Devoted in Death (In Death #41)(3)



“I thought you said Fayetteville.”

“What? Oh, Henry,” she began.

Something must have shown in her eyes or he heard the quiet step of Darryl’s boot, as he reared back, turned just as Darryl raised the tire iron. It struck the man on the shoulder.

And he leaped at Darryl like a demon from hell.

It happened so fast – the flying fists, the animal grunts and snarls. Thinking only of Darryl, Ella-Loo snatched up the tire iron that had spun out of his hand, tried to get a solid grip.

She swung, striking the now raging Good Samaritan hard across the back, realized her mistake when it didn’t stop him. The next time, she aimed for the legs.

One of them buckled – she clearly heard a crack. Even hurt he managed to swing around, backhand her. Before she could steady herself, try for the other leg, Darryl went crazy.

“Put your hands on my woman, I’ll kill you!”

He pummelled, fists flying, eyes wild, teeth bared. She barely had time to scramble clear before the man, unbalanced on his bad leg, face bloody, fell back.

His head struck the front bumper of the truck, bounced off, then slapped against the pavement. Before she gave it a thought, she jumped in, smashed the tire iron across his face. Two hard blows.

He lay still now, eyes wide in his ruined face. Blood began to seep and pool under his head.

Ella-Loo’s breath puffed like a steam engine, whooshing out as her body quivered. “Is he… is he dead?”

“Shit, Ella-Loo, shit.” Staring down, Darryl pulled a bandanna out of his back pocket to mop at the sweat and blood on his face. “He looks dead to me.”

“We killed him.”

“Didn’t do it on purpose. Shit, Ella-Loo. He hit you right in the face. I can’t allow that. I can’t let anybody hurt my girl.”

“I didn’t want him to get up and hit you again, either. So I… You got to get him off the road. Get him back behind all that brush, Darryl, and quick before somebody else comes. And you take his wallet, his wrist unit. Take anything he’s got on him. Hurry.”

She found a rag in the truck, wiped down the tire iron, then tossed it into the backseat of their new car.

“Take his clothes, too, baby.”

“What?”

“Take everything. You never know, but hurry!”

She began hauling their things from the bed of the truck to the car. “Just put everything in the back, and we’ll sort through it later.”

Her heart hammered; her hands shook. But she moved fast and sure.

“We need to get everything of ours out of the truck, baby, and I guess we need to wipe the steering wheel and so on. Anything we think we’ve touched. I’ll do that.”

She did the best she could, then finished with Darryl’s help as they didn’t have much to transfer from truck to car. In ten minutes Darryl was behind the wheel with Ella-Loo beside him.

“Don’t go over the speed limit now. We’re just going to put some distance between us and that man and the truck.”

She held on, a mile, five, ten. At twenty-five, she broke.

“Pull off, pull off! See that road there? God Almighty, pull off, Darryl, go back in the trees there.”

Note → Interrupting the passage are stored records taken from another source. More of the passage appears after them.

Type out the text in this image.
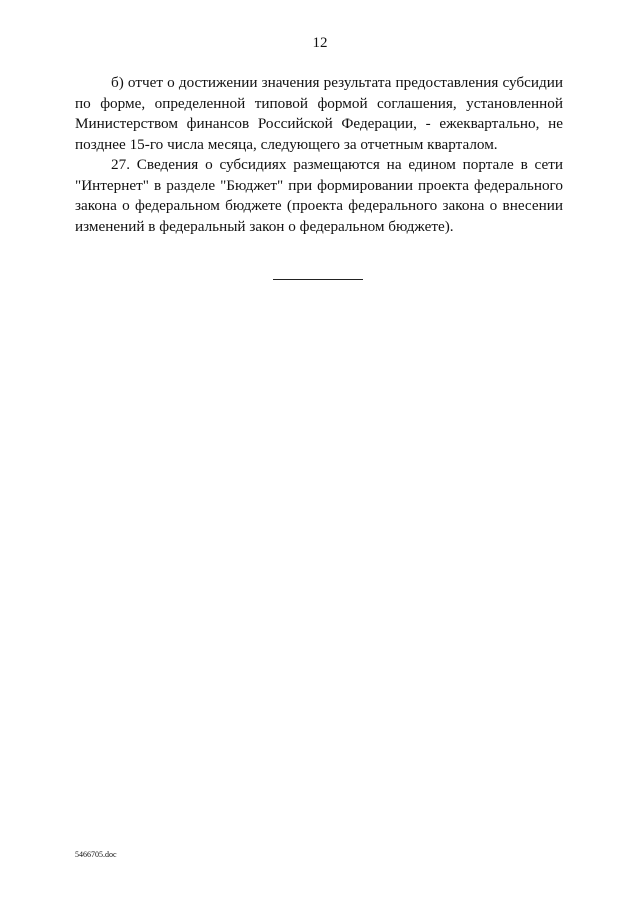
12

б) отчет о достижении значения результата предоставления субсидии по форме, определенной типовой формой соглашения, установленной Министерством финансов Российской Федерации, - ежеквартально, не позднее 15-го числа месяца, следующего за отчетным кварталом.

27. Сведения о субсидиях размещаются на едином портале в сети "Интернет" в разделе "Бюджет" при формировании проекта федерального закона о федеральном бюджете (проекта федерального закона о внесении изменений в федеральный закон о федеральном бюджете).

5466705.doc
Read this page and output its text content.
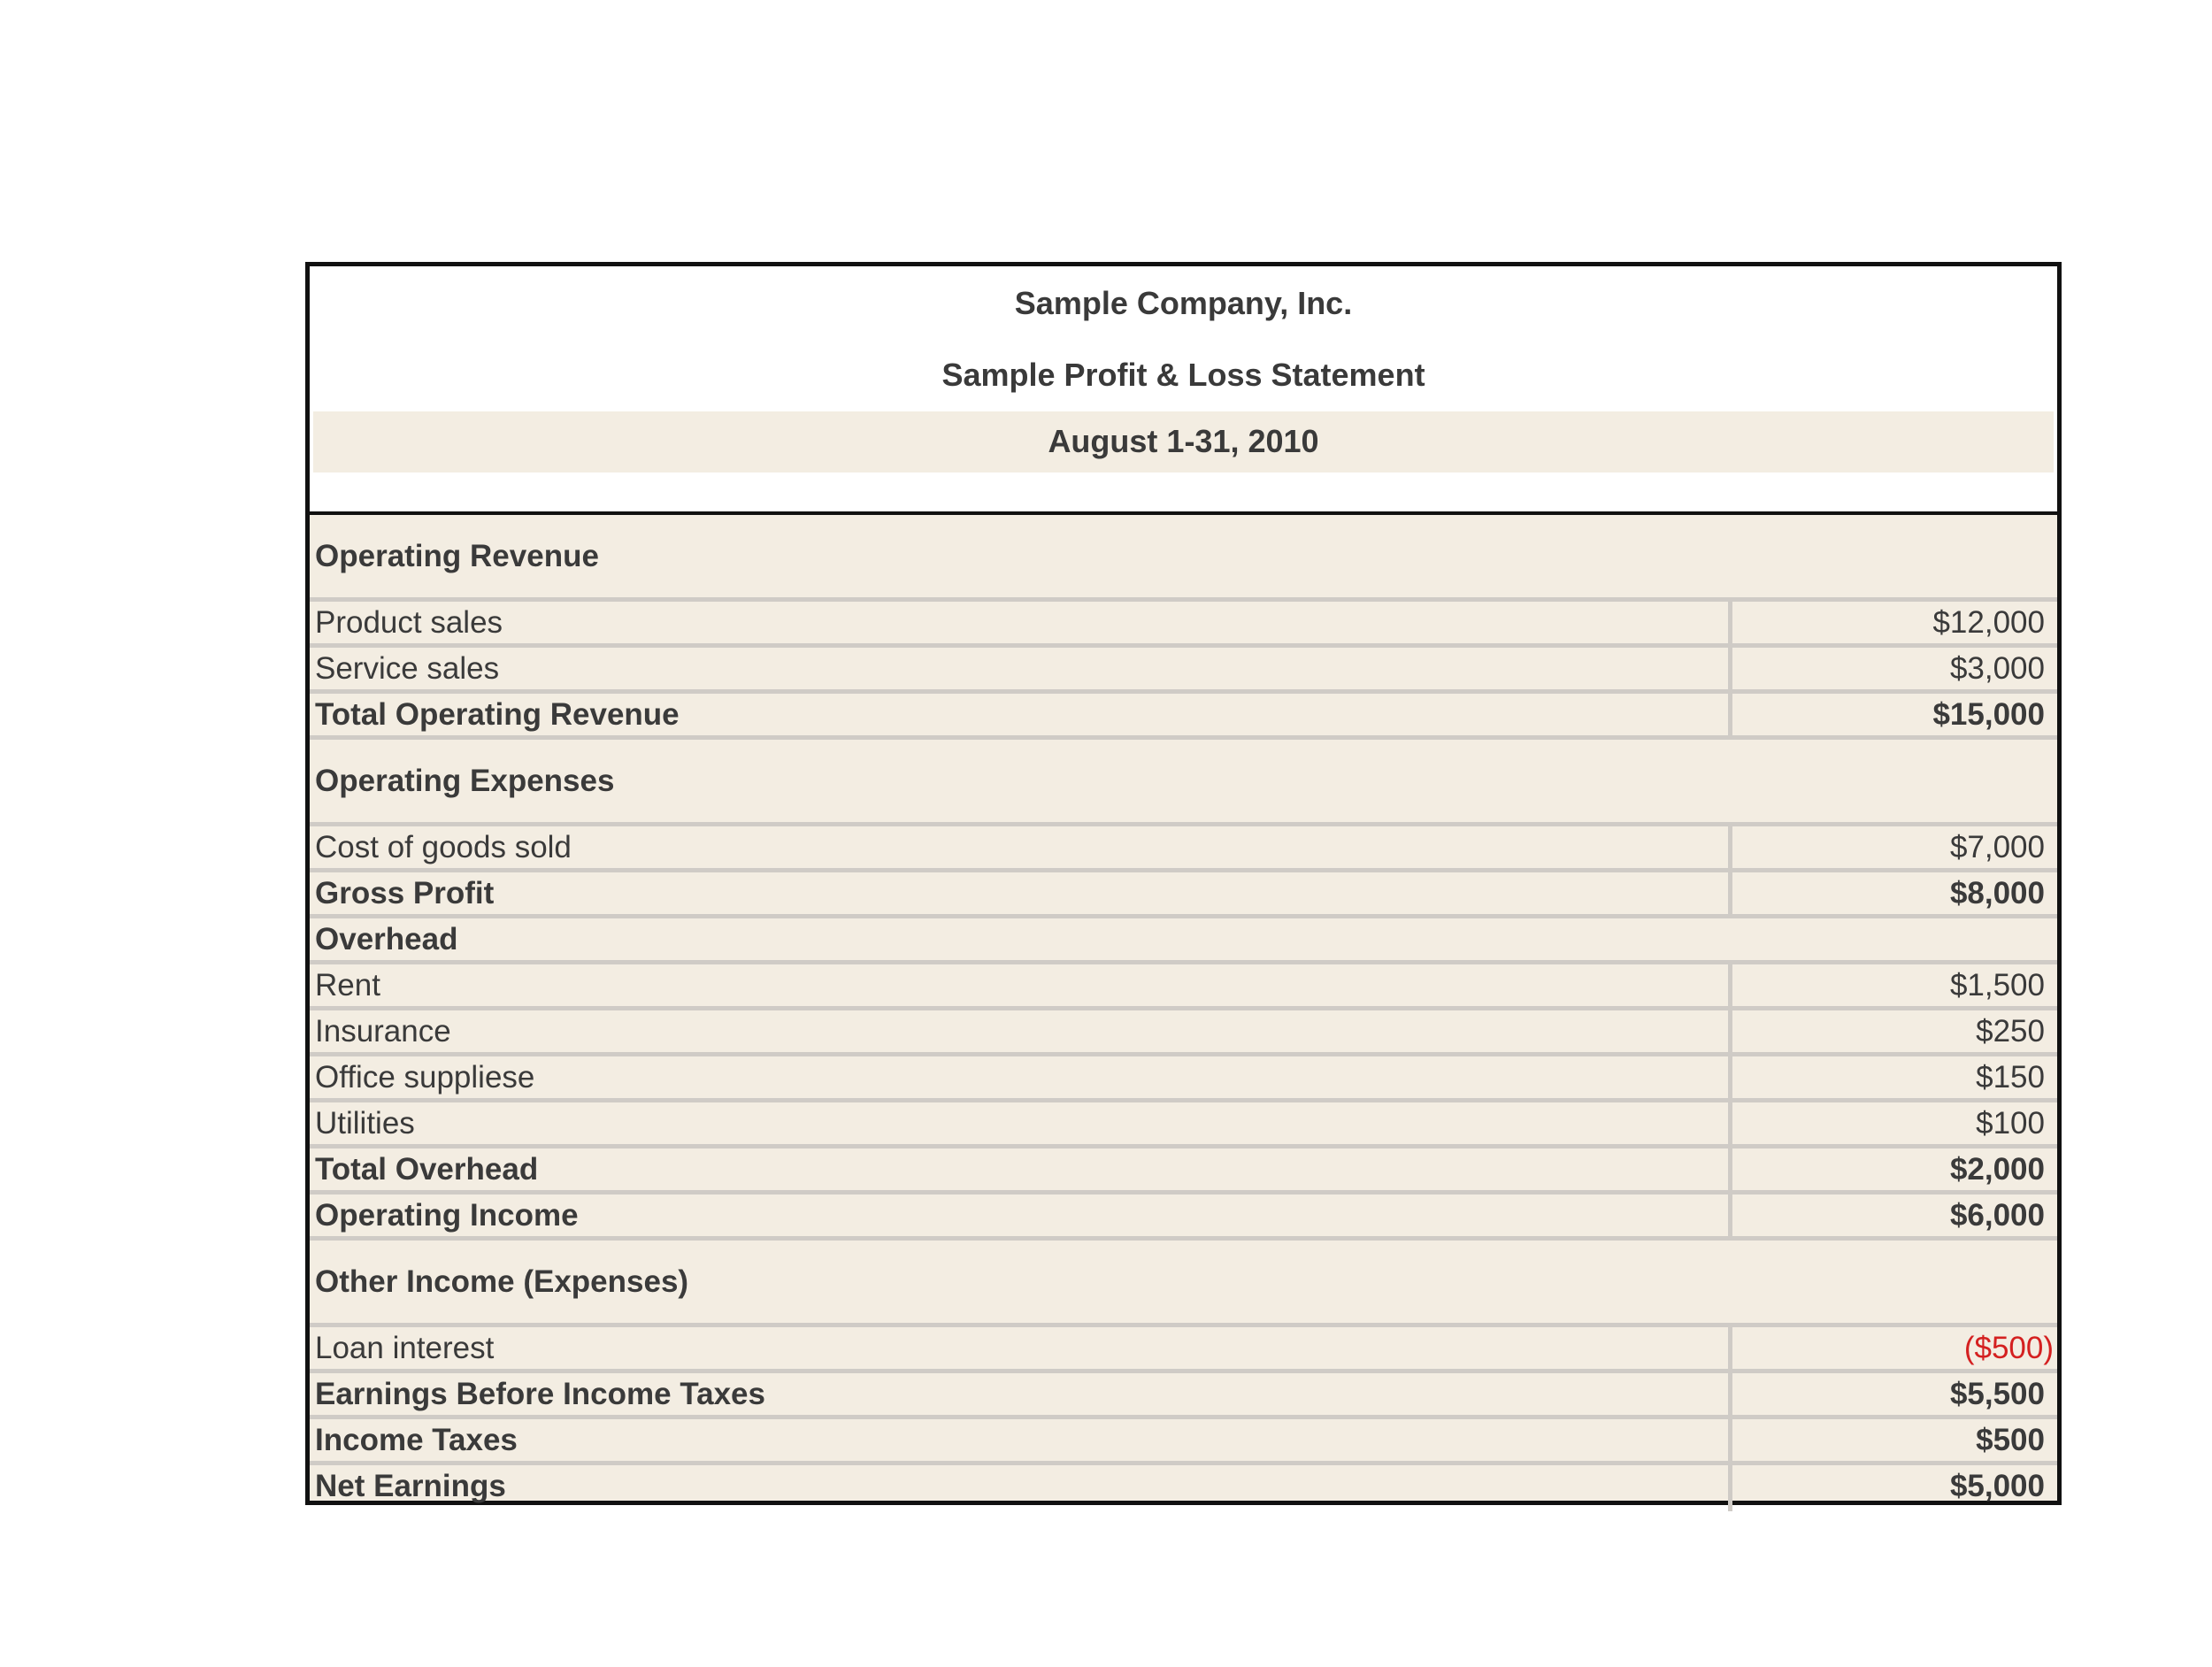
Sample Company, Inc.
Sample Profit & Loss Statement
August 1-31, 2010
Operating Revenue
Product sales	$12,000
Service sales	$3,000
Total Operating Revenue	$15,000
Operating Expenses
Cost of goods sold	$7,000
Gross Profit	$8,000
Overhead
Rent	$1,500
Insurance	$250
Office suppliese	$150
Utilities	$100
Total Overhead	$2,000
Operating Income	$6,000
Other Income (Expenses)
Loan interest	($500)
Earnings Before Income Taxes	$5,500
Income Taxes	$500
Net Earnings	$5,000
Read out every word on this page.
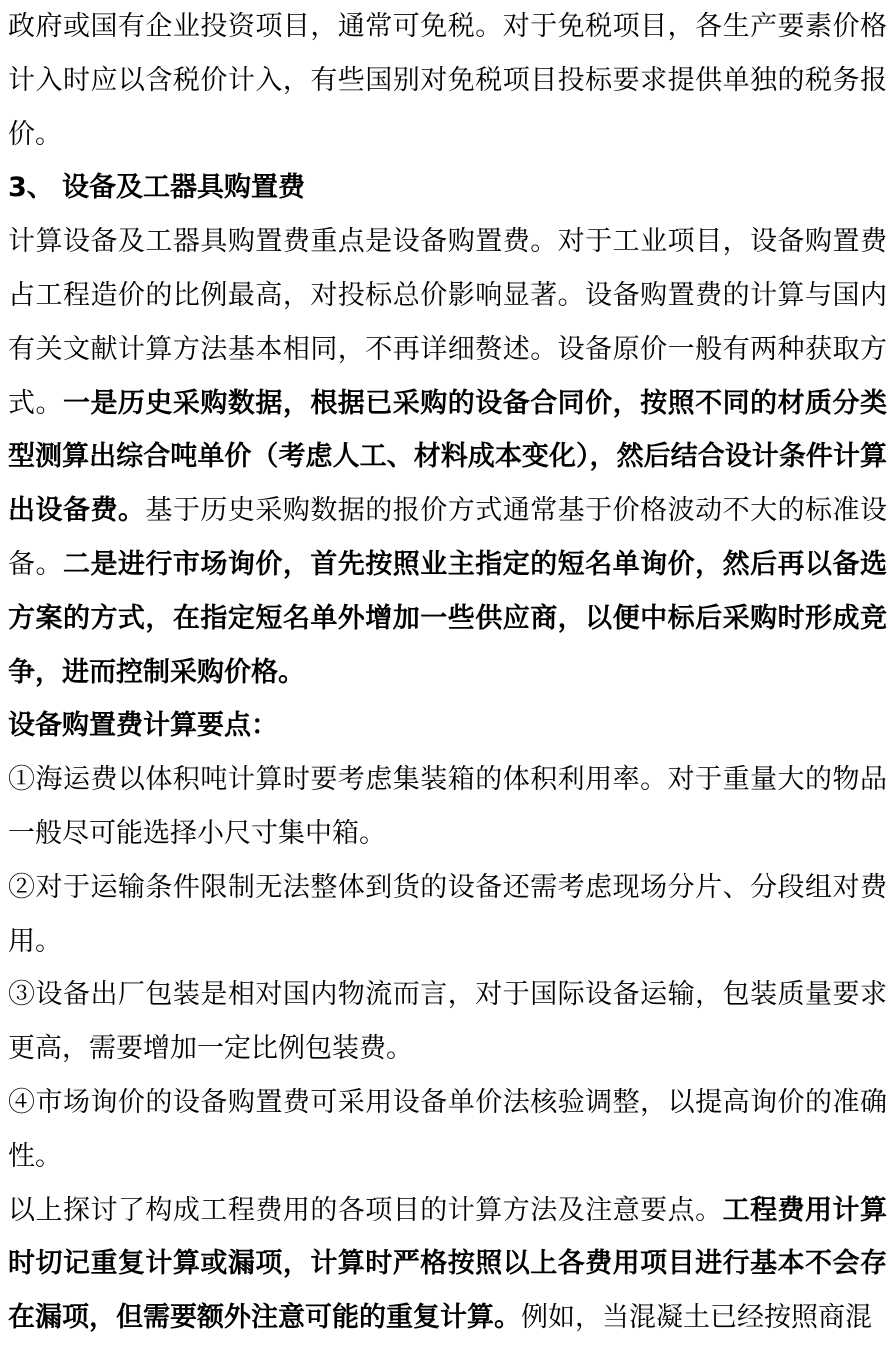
政府或国有企业投资项目，通常可免税。对于免税项目，各生产要素价格计入时应以含税价计入，有些国别对免税项目投标要求提供单独的税务报价。

3、 设备及工器具购置费

计算设备及工器具购置费重点是设备购置费。对于工业项目，设备购置费占工程造价的比例最高，对投标总价影响显著。设备购置费的计算与国内有关文献计算方法基本相同，不再详细赘述。设备原价一般有两种获取方式。一是历史采购数据，根据已采购的设备合同价，按照不同的材质分类型测算出综合吨单价（考虑人工、材料成本变化），然后结合设计条件计算出设备费。基于历史采购数据的报价方式通常基于价格波动不大的标准设备。二是进行市场询价，首先按照业主指定的短名单询价，然后再以备选方案的方式，在指定短名单外增加一些供应商，以便中标后采购时形成竞争，进而控制采购价格。

设备购置费计算要点：

①海运费以体积吨计算时要考虑集装箱的体积利用率。对于重量大的物品一般尽可能选择小尺寸集中箱。

②对于运输条件限制无法整体到货的设备还需考虑现场分片、分段组对费用。

③设备出厂包装是相对国内物流而言，对于国际设备运输，包装质量要求更高，需要增加一定比例包装费。

④市场询价的设备购置费可采用设备单价法核验调整，以提高询价的准确性。

以上探讨了构成工程费用的各项目的计算方法及注意要点。工程费用计算时切记重复计算或漏项，计算时严格按照以上各费用项目进行基本不会存在漏项，但需要额外注意可能的重复计算。例如，当混凝土已经按照商混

“Are you gonna be sick, honey?”

“I can still smell his blood. It’s on you. It’s on me, too.”

“It’s all right, now. It’s gonna be all right, now.” He pulled off, bumped his way through some trees, stopped. “Honey.”

“Did you see his face? His eyes staring at us, but not seeing us? And the blood coming out of his mouth. Of his ears.”

She turned to him, her face lit like the sun, her eyes huge, full of wonder and want. “We killed somebody. Together.”

They fell on each other. For them, sex was always hot, hard and heady, but now, with the smell of fresh blood, with the knowing, it turned feral until her screams, his shouts echoed in the car.

When they were done, when sweat fused their flesh together like glue and the white dress was tattered, stained with blood as red as her heels, she smiled at him.

“Next time, I don’t want to do it so fast. We’re going to take some time with the next one.”

“I love you, Ella-Loo.”

“I love you, Darryl. Nobody’s ever loved like we do. We’re going to have everything we want, do anything we want, from right here all the way to New York City.”

The first kill, mostly an accident, took place on a hot night in August. By the time they arrived in New York, in mid-January, their tally was up to twenty-nine.

With her first look at New York, Ella-Loo had the same reaction she’d had with her first look at Darryl.

She knew they were made for each other.

An ice-pick wind stabbed down the litter-strewn alley, slicing at exposed flesh, hissing and snarling as it hacked its way from Madison Street through the tunnel formed by graffiti-laced buildings of crumbling red brick or pitted concrete.

The few lights that worked cast purple shadows along with sickly yellow glows so the pools and splashes of them bloomed bitter, like a bruise.

The lowest of low-level street whores – licensed or not – might take a john into one of the narrow niches hoping for shelter from the worst of the cold and wind while business was conducted. A junkie desperate enough for a fix might follow an illegals dealer into those bruising shadows.